Jeudi, l'Assemblée se réunira en séance plénière pour examiner la loi sur les salaires dans le secteur public en deuxième lecture. La United Education, Science and Culture Union a exigé que leurs demandes soient prises en compte. Le leader SBASK Nundman Jasharaj a déclaré que si le gouvernement ne tient pas des mots sur la loi des salaires, il [...]
La United Education, Science and Culture Union a exigé que leurs demandes soient prises en compte.
Le chef de la SBASK, Nundman Jasharaj, a dit que si le gouvernement ne tient pas les mots sur la loi des salaires, ils discuteront de l'adhésion pour d'autres actions.
Jasharaj n'a pas nié la possibilité de renvoyer la grève à l'éducation.
Le projet de loi et les déclarations de l ' opposition, de M. Nagavci et du système éducatif en ce qui concerne le coefytor seront méritoires.
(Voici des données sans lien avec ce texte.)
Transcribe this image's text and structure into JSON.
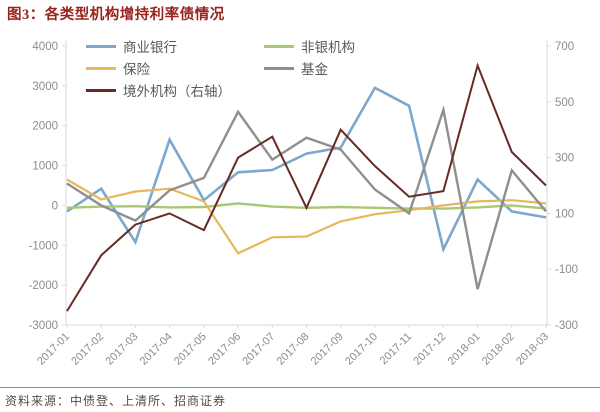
{
  "title": "图3：各类型机构增持利率债情况",
  "source_note": "资料来源：中债登、上清所、招商证券",
  "colors": {
    "title": "#9a231b",
    "source_text": "#5a4a42",
    "axis_text": "#8c8c8c",
    "axis_line": "#d9d9d9",
    "legend_text": "#595959",
    "divider": "#8f8f8f"
  },
  "chart_data": {
    "type": "line",
    "title": "图3：各类型机构增持利率债情况",
    "categories": [
      "2017-01",
      "2017-02",
      "2017-03",
      "2017-04",
      "2017-05",
      "2017-06",
      "2017-07",
      "2017-08",
      "2017-09",
      "2017-10",
      "2017-11",
      "2017-12",
      "2018-01",
      "2018-02",
      "2018-03"
    ],
    "series": [
      {
        "name": "商业银行",
        "axis": "left",
        "color": "#7da7cd",
        "width": 2.6,
        "values": [
          -150,
          420,
          -920,
          1650,
          130,
          830,
          890,
          1300,
          1450,
          2950,
          2500,
          -1100,
          650,
          -150,
          -300
        ]
      },
      {
        "name": "非银机构",
        "axis": "left",
        "color": "#a9c874",
        "width": 2.4,
        "values": [
          -60,
          -30,
          -20,
          -50,
          -40,
          50,
          -30,
          -60,
          -40,
          -60,
          -80,
          -80,
          -50,
          0,
          -80
        ]
      },
      {
        "name": "保险",
        "axis": "left",
        "color": "#e6b85c",
        "width": 2.2,
        "values": [
          650,
          150,
          350,
          420,
          100,
          -1200,
          -800,
          -780,
          -400,
          -220,
          -120,
          0,
          100,
          130,
          50
        ]
      },
      {
        "name": "基金",
        "axis": "left",
        "color": "#8f8f8f",
        "width": 2.4,
        "values": [
          550,
          0,
          -380,
          380,
          690,
          2350,
          1150,
          1700,
          1400,
          400,
          -200,
          2400,
          -2100,
          880,
          -150
        ]
      },
      {
        "name": "境外机构（右轴）",
        "axis": "right",
        "color": "#672a25",
        "width": 2.0,
        "values": [
          -250,
          -50,
          60,
          100,
          40,
          300,
          375,
          120,
          400,
          270,
          160,
          180,
          630,
          320,
          200
        ]
      }
    ],
    "left_axis": {
      "min": -3000,
      "max": 4000,
      "ticks": [
        4000,
        3000,
        2000,
        1000,
        0,
        -1000,
        -2000,
        -3000
      ]
    },
    "right_axis": {
      "min": -300,
      "max": 700,
      "ticks": [
        700,
        500,
        300,
        100,
        -100,
        -300
      ]
    },
    "legend_position": "top",
    "grid": false,
    "plot_background": "#ffffff"
  }
}
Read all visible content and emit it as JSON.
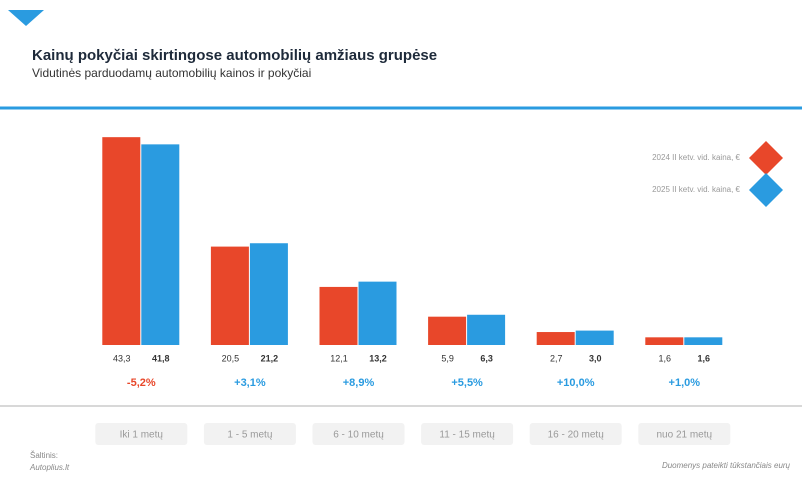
{
  "chart_data": {
    "type": "bar",
    "title": "Kainų pokyčiai skirtingose automobilių amžiaus grupėse",
    "subtitle": "Vidutinės parduodamų automobilių kainos ir pokyčiai",
    "categories": [
      "Iki 1 metų",
      "1 - 5 metų",
      "6 - 10 metų",
      "11 - 15 metų",
      "16 - 20 metų",
      "nuo 21 metų"
    ],
    "series": [
      {
        "name": "2024 II ketv. vid. kaina, €",
        "color": "#e8472a",
        "values": [
          43.3,
          20.5,
          12.1,
          5.9,
          2.7,
          1.6
        ],
        "value_labels": [
          "43,3",
          "20,5",
          "12,1",
          "5,9",
          "2,7",
          "1,6"
        ]
      },
      {
        "name": "2025 II ketv. vid. kaina, €",
        "color": "#2a9be0",
        "values": [
          41.8,
          21.2,
          13.2,
          6.3,
          3.0,
          1.6
        ],
        "value_labels": [
          "41,8",
          "21,2",
          "13,2",
          "6,3",
          "3,0",
          "1,6"
        ]
      }
    ],
    "changes": {
      "values": [
        -5.2,
        3.1,
        8.9,
        5.5,
        10.0,
        1.0
      ],
      "value_labels": [
        "-5,2%",
        "+3,1%",
        "+8,9%",
        "+5,5%",
        "+10,0%",
        "+1,0%"
      ]
    },
    "ylim": [
      0,
      45
    ],
    "source_label": "Šaltinis:",
    "source": "Autoplius.lt",
    "note": "Duomenys pateikti tūkstančiais eurų"
  }
}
La grève est suspendue, mais pas fermée, et en janvier la décision de grève sera prise et le gouvernement aurait dû apprendre des grèves qui ont pris trop de temps et travailler pour ce qu'il a dit lui-même et n'ont pas besoin d'une grève et je suis optimiste que cela se produira”, Jasharaj a dit Front Online.
Le dirigeant de la SBASK a également critiqué la ministre de l'Éducation Arberie Nagavcin.
Jasharaj a dit que le ministre devrait surpasser les déchets et coopérer avec la SBASK.
Le “cabinet du ministre Nagavci a soutenu qu'il y avait eu des engagements, puisque la grève d'ici n'a pas eu de rencontre avec M. Nagavci et que nous nous attendions à avoir une nomination pour débattre de tous les cas. Si elle n'a plus aucun mobile ou nerf, elle devrait montrer et appeler à l'engagement pour le dialogue et je ne crois pas qu'elle ait de ressentiment mais a une réputation de grève”, a dit Jasharaj.
Les syndicats de l'éducation ont exigé 100 euros par travailleur par mois jusqu'à l'entrée en vigueur de la loi pour le salaire.
Le gouvernement a décidé d'un paiement rhétorique de 50 euros à janvier de cette année. À la suite de cette décision, les grèves dans le domaine de l'éducation ont été interrompues avec l'avertissement qu'en janvier il pourrait y avoir un retour à la grève à moins que les demandes de la SBASK ne soient prises en compte.